The Insurance Institute for Highway Safety (IIHS) recently released the results of a study that indicates drivers of late-model cars and light trucks have a significantly reduced chance of dying in a car accident thanks to improved safety technology and vehicle designs.
Although a weak economy leading to driving cutbacks may have contributed somewhat, the enhanced safety features of late-model vehicles have decreased driver fatalities by more than one-third over a three-year period. Additionally, nine automobile models recorded zero deaths per million registered vehicles.

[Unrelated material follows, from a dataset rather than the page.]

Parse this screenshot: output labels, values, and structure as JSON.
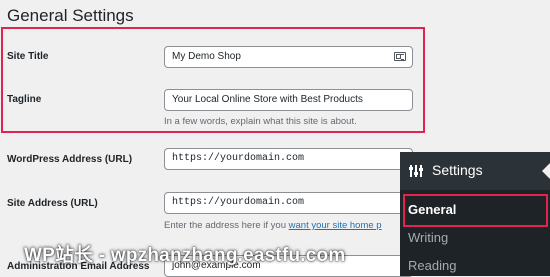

To be eligible for inclusion in the study, a vehicle must have had at least 100,000 registered vehicle years of usage during 2009-12, or at least 20 deaths. While these latest statistics represent 2011 models, the study included information from previous model-years as far back as 2008 if those vehicles had not been significantly redesigned prior to 2011.
The study examined the incidence of driver fatalities for each particular 2011 model during a year of operation, expressed as a rate per million registered vehicle years. Researchers discovered an average of 28 driver fatalities per million registered vehicle years through the 2012 calendar year- a decrease of 20 deaths per million from 2008 and 2009 models. Also, eight years ago, no models could boast a zero driver death rate.
In spite of the effects of the weakened economy, the institute declares the improvements to be monumental. For years, it has been known that crash test performance ratings were improving. However, this new data demonstrates real-world applications.
Electronic stability control as a standard safety feature has been widely praised as a factor in the declining death rate, especially for SUVs which were statistically prone to rollovers in the past. For 2011 model-year vehicles the rollover death rate was 5 per million registered vehicle years. That number represents less than one-quarter of the number it was for 2004 models. Additionally, six of the nine vehicles with a zero death rate for drivers were SUVs.
The nine models with zero driver death rates included:
- Audi A4 four-wheel drive midsize car
- Honda Odyssey minivan
- Kia Sorento two-wheel drive midsize SUV
- Mercedes-Benz GL-Class four-wheel drive luxury SUV
- Subaru Legacy four-wheel drive midsize car
- Toyota Highlander hybrid four-wheel drive midsize SUV
- Toyota Sequoia for-wheel drive large SUV
- Volvo XC90 four-wheel drive luxury midsize SUV
- Lexus RX350 four-wheel drive luxury SUV
Other features lauded for saving lives in an accident include side air bags and structural modifications that allow seatbelts to do their job. Over 7,700 saved lives in 2012 have been attributed to these enhanced safety modifications over vehicles from 1985.
Nevertheless, a discrepancy still exists between the safest vehicles- mostly midsize or larger- and the most dangerous vehicles with 100, or more, deaths per million registered vehicle years- mostly lower-priced, small models.